The story cited an oil broker who speculates that prices will rise in March, but will drop in the summer. That’s because once prices hit $4 a gallon, people feel the pain enough in their wallets that they drive less.
It’s also when sales of smaller, gas-efficient cars go up, including electric vehicles, and commuters find other ways to get to work such as public transportation, biking and working from home.
“Gas is going to continue its 32-day steady rise at the pump through April to $4 a gallon,” says Chris Faulkner, CEO of Dallas-based Breitling Energy Companies, in a press release. “This number, coupled with higher heating bills and lower paychecks due to expiration of the payroll tax holiday, means shrinking budgets and increasing unrest among consumers.”
To save gas, the most common methods are to drive the speed limit and not accelerate fast. Here are 12 more tips from Faulkner on how to make your trip to the gas pump less painful:
1. Fill up your tank on Wednesday or Thursday before 10 a.m. Gas prices rise on Thursdays in anticipation of weekend travel, and 10 a.m. is when most gas station owners make their price change for the day. Unless it’s an emergency, don’t buy gas on Friday or weekends.

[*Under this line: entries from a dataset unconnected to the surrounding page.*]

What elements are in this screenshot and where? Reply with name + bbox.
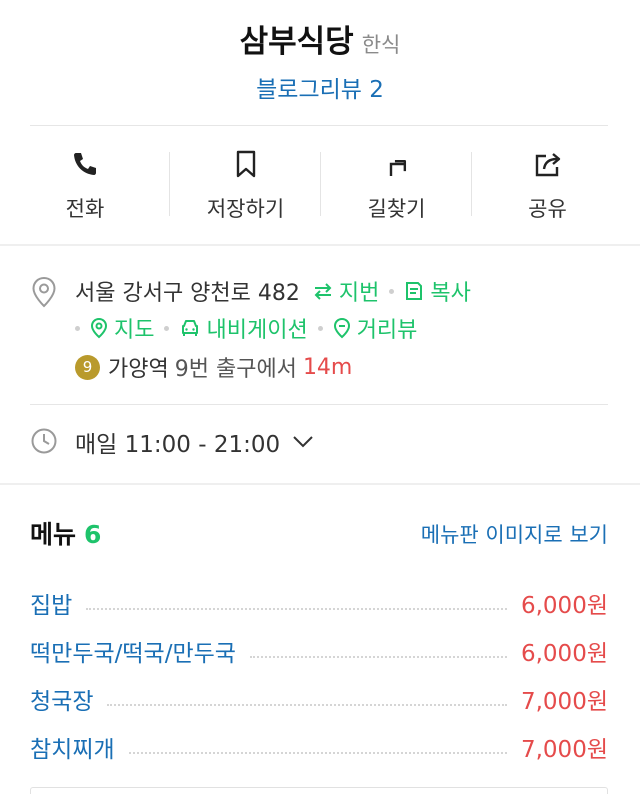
menu-section: 메뉴 6 메뉴판 이미지로 보기 집밥 6,000원 떡만두국/떡국/만두국 6,… bbox=[0, 485, 640, 794]
map-label: 지도 bbox=[114, 318, 155, 343]
navigation-label: 내비게이션 bbox=[206, 318, 308, 343]
blog-review-link[interactable]: 블로그리뷰 2 bbox=[0, 70, 640, 104]
copy-label: 복사 bbox=[430, 281, 471, 306]
menu-item[interactable]: 떡만두국/떡국/만두국 6,000원 bbox=[30, 627, 608, 675]
menu-item-name: 참치찌개 bbox=[30, 737, 115, 763]
menu-item-price: 6,000원 bbox=[520, 593, 608, 619]
menu-item[interactable]: 참치찌개 7,000원 bbox=[30, 723, 608, 771]
dot-separator bbox=[75, 325, 80, 331]
place-header: 삼부식당 한식 블로그리뷰 2 bbox=[0, 0, 640, 126]
dotted-leader bbox=[86, 608, 507, 610]
subway-exit: 9번 출구에서 bbox=[174, 357, 297, 382]
dot-separator bbox=[164, 325, 170, 331]
share-button[interactable]: 공유 bbox=[472, 126, 623, 244]
menu-item[interactable]: 집밥 6,000원 bbox=[30, 579, 608, 627]
jibun-label: 지번 bbox=[338, 281, 380, 306]
subway-row: 9 가양역 9번 출구에서 14m bbox=[75, 352, 352, 382]
menu-item-name: 청국장 bbox=[30, 689, 94, 715]
menu-item-name: 집밥 bbox=[30, 593, 73, 619]
dot-separator bbox=[317, 325, 323, 331]
street-view-icon bbox=[333, 317, 350, 339]
street-view-label: 거리뷰 bbox=[356, 318, 418, 343]
call-button[interactable]: 전화 bbox=[0, 126, 170, 244]
dotted-leader bbox=[107, 704, 507, 706]
menu-item[interactable]: 청국장 7,000원 bbox=[30, 675, 608, 723]
menu-item-price: 7,000원 bbox=[520, 689, 608, 715]
dot-separator bbox=[389, 288, 395, 294]
hours-row: 매일 11:00 - 21:00 bbox=[75, 425, 314, 459]
share-icon bbox=[535, 153, 560, 177]
title-row: 삼부식당 한식 bbox=[0, 16, 640, 61]
share-label: 공유 bbox=[528, 197, 567, 221]
save-button[interactable]: 저장하기 bbox=[170, 126, 321, 244]
directions-icon bbox=[389, 159, 406, 176]
menu-heading: 메뉴 6 bbox=[30, 515, 101, 551]
directions-button[interactable]: 길찾기 bbox=[321, 126, 472, 244]
copy-button[interactable]: 복사 bbox=[404, 275, 471, 307]
menu-item-price: 6,000원 bbox=[520, 641, 608, 667]
menu-item-name: 떡만두국/떡국/만두국 bbox=[30, 641, 236, 667]
swap-icon bbox=[314, 283, 332, 300]
place-category: 한식 bbox=[361, 33, 401, 57]
business-hours[interactable]: 매일 11:00 - 21:00 bbox=[0, 405, 640, 483]
location-pin-icon bbox=[32, 276, 56, 308]
menu-item-price: 7,000원 bbox=[520, 737, 608, 763]
subway-station: 가양역 bbox=[108, 357, 169, 382]
dotted-leader bbox=[249, 656, 507, 658]
action-bar: 전화 저장하기 길찾기 공유 bbox=[0, 126, 640, 244]
clock-icon bbox=[31, 428, 57, 454]
call-label: 전화 bbox=[65, 197, 105, 221]
chevron-down-icon[interactable] bbox=[292, 435, 314, 449]
jibun-button[interactable]: 지번 bbox=[312, 275, 379, 307]
menu-title: 메뉴 bbox=[30, 520, 77, 549]
address-text: 서울 강서구 양천로 482 bbox=[75, 281, 300, 306]
menu-count: 6 bbox=[84, 520, 102, 549]
subway-line-badge: 9 bbox=[75, 354, 100, 380]
phone-icon bbox=[74, 153, 96, 175]
hours-text: 매일 11:00 - 21:00 bbox=[75, 432, 281, 458]
map-pin-icon bbox=[90, 317, 108, 339]
menu-board-link[interactable]: 메뉴판 이미지로 보기 bbox=[421, 519, 608, 549]
directions-label: 길찾기 bbox=[367, 197, 426, 221]
car-icon bbox=[182, 320, 199, 336]
location-tools-row: 지도 내비게이션 거리뷰 bbox=[75, 313, 417, 343]
place-title: 삼부식당 bbox=[239, 24, 354, 60]
save-label: 저장하기 bbox=[206, 197, 285, 221]
copy-icon bbox=[406, 282, 423, 300]
address-row: 서울 강서구 양천로 482 지번 복사 bbox=[75, 276, 471, 306]
location-section: 서울 강서구 양천로 482 지번 복사 지도 내비게이션 거리뷰 9 가양역 … bbox=[0, 246, 640, 406]
bookmark-icon bbox=[236, 150, 255, 178]
navigation-button[interactable]: 내비게이션 bbox=[179, 312, 308, 344]
subway-distance: 14m bbox=[302, 354, 353, 380]
dotted-leader bbox=[128, 752, 507, 754]
map-button[interactable]: 지도 bbox=[90, 312, 154, 344]
more-box bbox=[30, 787, 608, 794]
menu-list: 집밥 6,000원 떡만두국/떡국/만두국 6,000원 청국장 7,000원 … bbox=[30, 579, 608, 771]
street-view-button[interactable]: 거리뷰 bbox=[333, 312, 418, 344]
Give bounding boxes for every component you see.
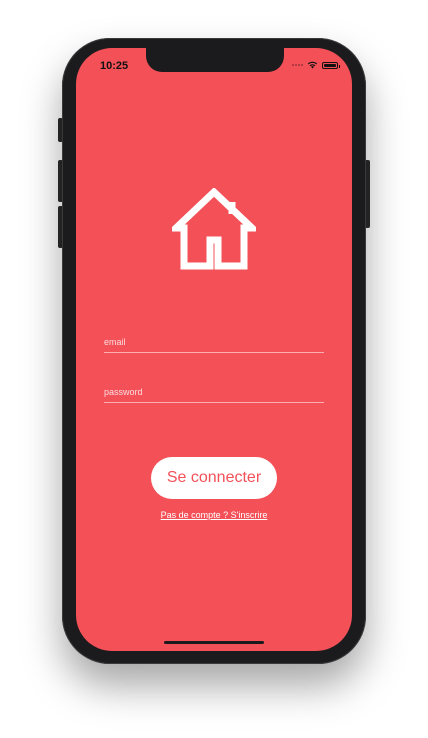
house-icon: [172, 188, 256, 270]
password-field: [104, 382, 324, 403]
battery-icon: [322, 61, 340, 69]
wifi-icon: [307, 61, 318, 69]
home-indicator[interactable]: [164, 641, 264, 644]
login-button[interactable]: Se connecter: [151, 457, 277, 499]
password-input[interactable]: [104, 383, 324, 401]
signal-icon: [292, 64, 303, 66]
notch: [146, 48, 284, 72]
email-field: [104, 332, 324, 353]
login-screen: 10:25 Se connecter Pas de compt: [76, 48, 352, 651]
device-stage: 10:25 Se connecter Pas de compt: [0, 0, 428, 738]
signup-link[interactable]: Pas de compte ? S'inscrire: [76, 510, 352, 520]
email-input[interactable]: [104, 333, 324, 351]
status-icons: [292, 61, 340, 69]
status-time: 10:25: [100, 60, 129, 72]
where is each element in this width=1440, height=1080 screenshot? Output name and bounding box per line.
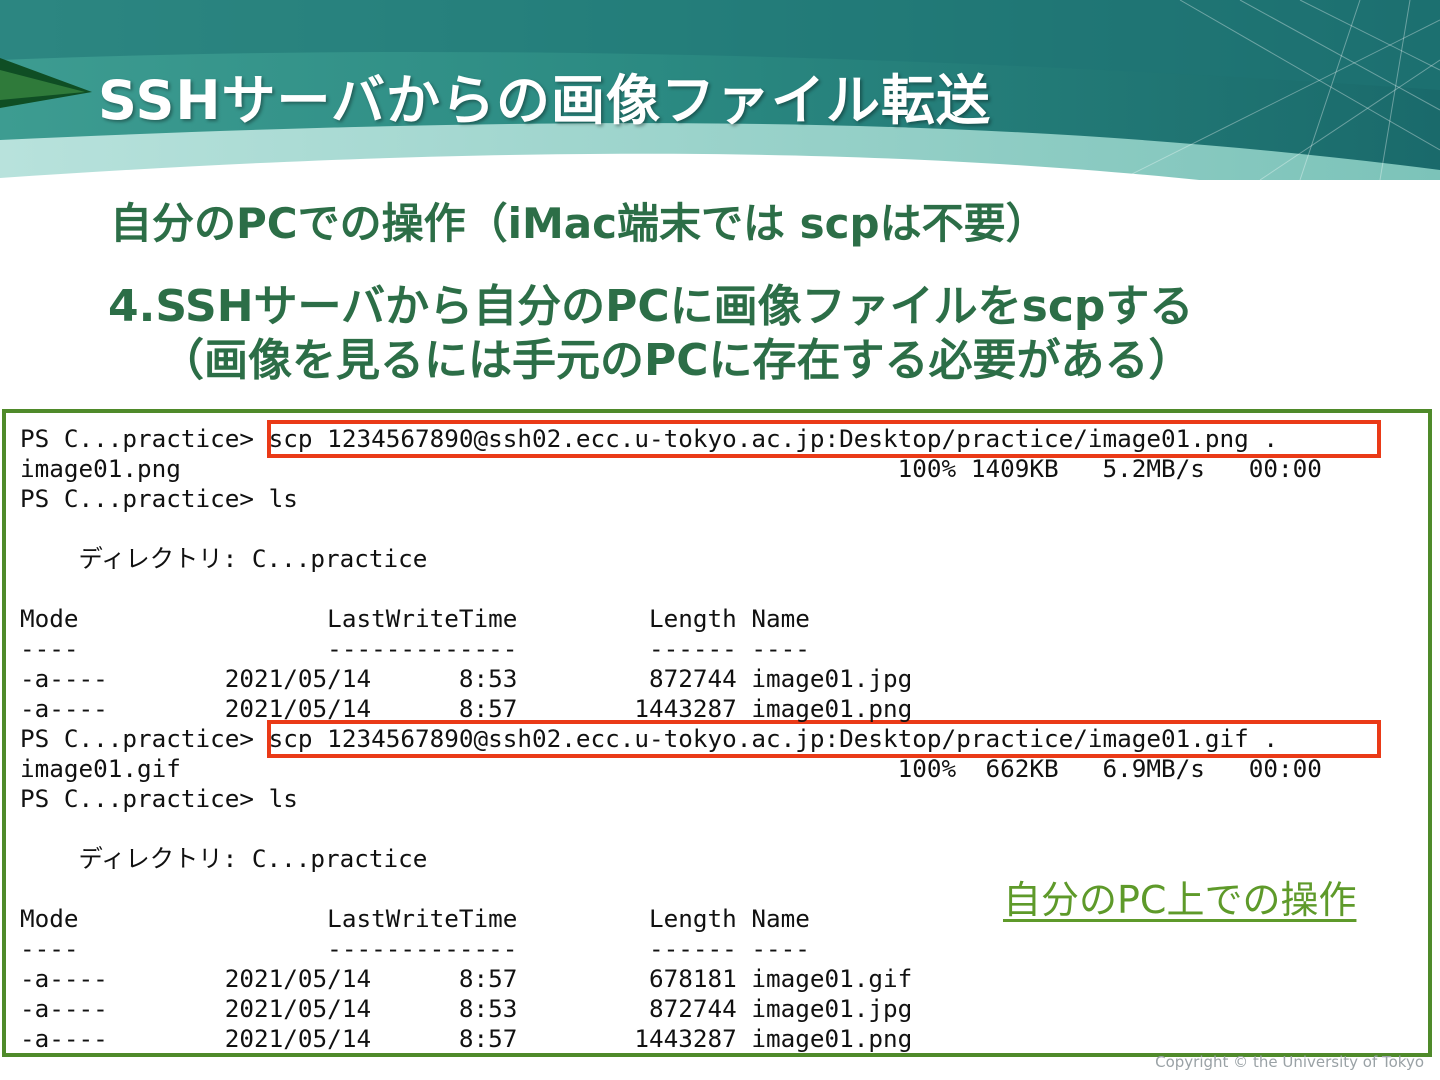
heading-step-4-note: （画像を見るには手元のPCに存在する必要がある） <box>160 335 1193 386</box>
terminal-window: PS C...practice> scp 1234567890@ssh02.ec… <box>2 409 1432 1057</box>
copyright-notice: Copyright © the University of Tokyo <box>1155 1053 1424 1071</box>
terminal-line: PS C...practice> ls <box>20 784 298 813</box>
terminal-line: -a---- 2021/05/14 8:57 1443287 image01.p… <box>20 1024 913 1053</box>
terminal-line: -a---- 2021/05/14 8:57 678181 image01.gi… <box>20 964 913 993</box>
terminal-line: PS C...practice> scp 1234567890@ssh02.ec… <box>20 724 1279 753</box>
terminal-line: -a---- 2021/05/14 8:53 872744 image01.jp… <box>20 994 913 1023</box>
annotation-own-pc: 自分のPC上での操作 <box>1003 878 1357 922</box>
terminal-line: Mode LastWriteTime Length Name <box>20 604 810 633</box>
terminal-line: ---- ------------- ------ ---- <box>20 934 810 963</box>
terminal-line: ---- ------------- ------ ---- <box>20 634 810 663</box>
terminal-line: -a---- 2021/05/14 8:53 872744 image01.jp… <box>20 664 913 693</box>
terminal-line: ディレクトリ: C...practice <box>20 844 428 873</box>
terminal-line: ディレクトリ: C...practice <box>20 544 428 573</box>
terminal-line: image01.gif 100% 662KB 6.9MB/s 00:00 <box>20 754 1322 783</box>
terminal-line: PS C...practice> scp 1234567890@ssh02.ec… <box>20 424 1279 453</box>
heading-operation-context: 自分のPCでの操作（iMac端末では scpは不要） <box>110 199 1048 248</box>
slide-title: SSHサーバからの画像ファイル転送 <box>98 69 992 132</box>
terminal-line: PS C...practice> ls <box>20 484 298 513</box>
terminal-line: Mode LastWriteTime Length Name <box>20 904 810 933</box>
terminal-line: image01.png 100% 1409KB 5.2MB/s 00:00 <box>20 454 1322 483</box>
terminal-line: -a---- 2021/05/14 8:57 1443287 image01.p… <box>20 694 913 723</box>
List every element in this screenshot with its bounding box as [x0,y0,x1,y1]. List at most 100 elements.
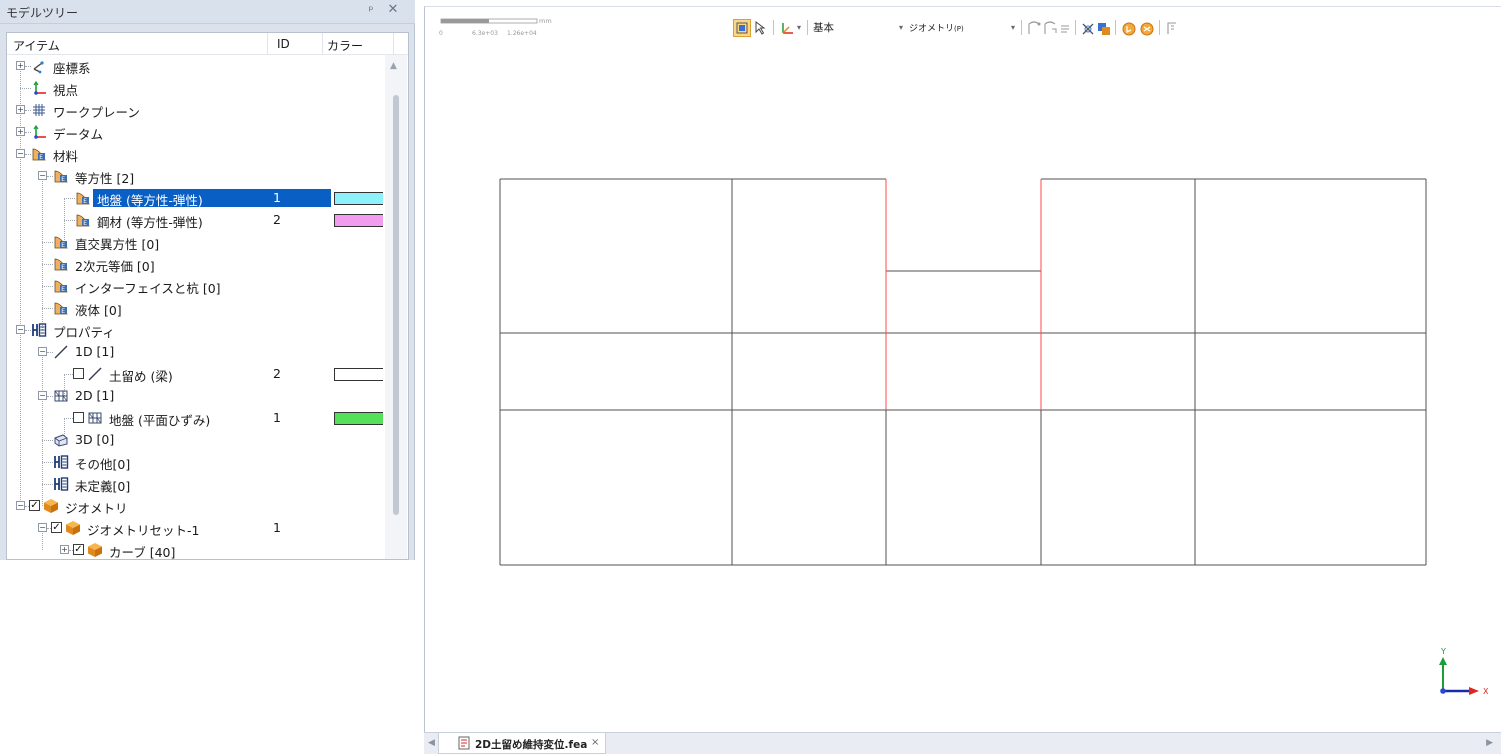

2. Don’t let your car idle, either when you warm it up or when you are at a standstill. If you’re going to be standing for more than a minute, running your engine wastes more gas than restarting the engine.
3. Remove unnecessary items in your car. Every 250 extra pounds eats up an extra mile per gallon of gas.
4. Avoid the convenient gas station on the side of the highway as you drive home from work. Such stations can charge up to 15 cents more per gallon.
5. Save money with self-service and look for gas stations where paying cash costs the same as using a credit card.
6. Double check the price to ensure you’re not paying more if you do use a credit card. Some stations charge a nickel or so more per gallon for using a credit card, so if you’re using cash be sure to hit “cash” on the pump.
7. Drive less by combining errands, carpool and plot the shortest route before you leave the house.
8. Check for traffic and detours online, on a smartphone or on the radio before beginning your drive so you can avoid wasteful backtracking and idling.
9. Keep your windows closed when driving on the highway. Open windows can reduce gas mileage by as much as 10%. In stop-and-go traffic, open the windows and turn off the air conditioning to save more money.
10. Rent fuel-efficient cars when you travel and research reasonably priced places to buy gas before you leave.
11. Download a gas app for your phone. GasBuddy is a free app that will help you find the cheapest gas near where you are, and Mapquest has an online finder for gas prices.
12. Be loyal to one gas company and get rewarded with its cash-back credit card reward program. You might not save money at the pump immediately, but getting cash back can help pay the credit card bill for the gas when it arrives in the mail.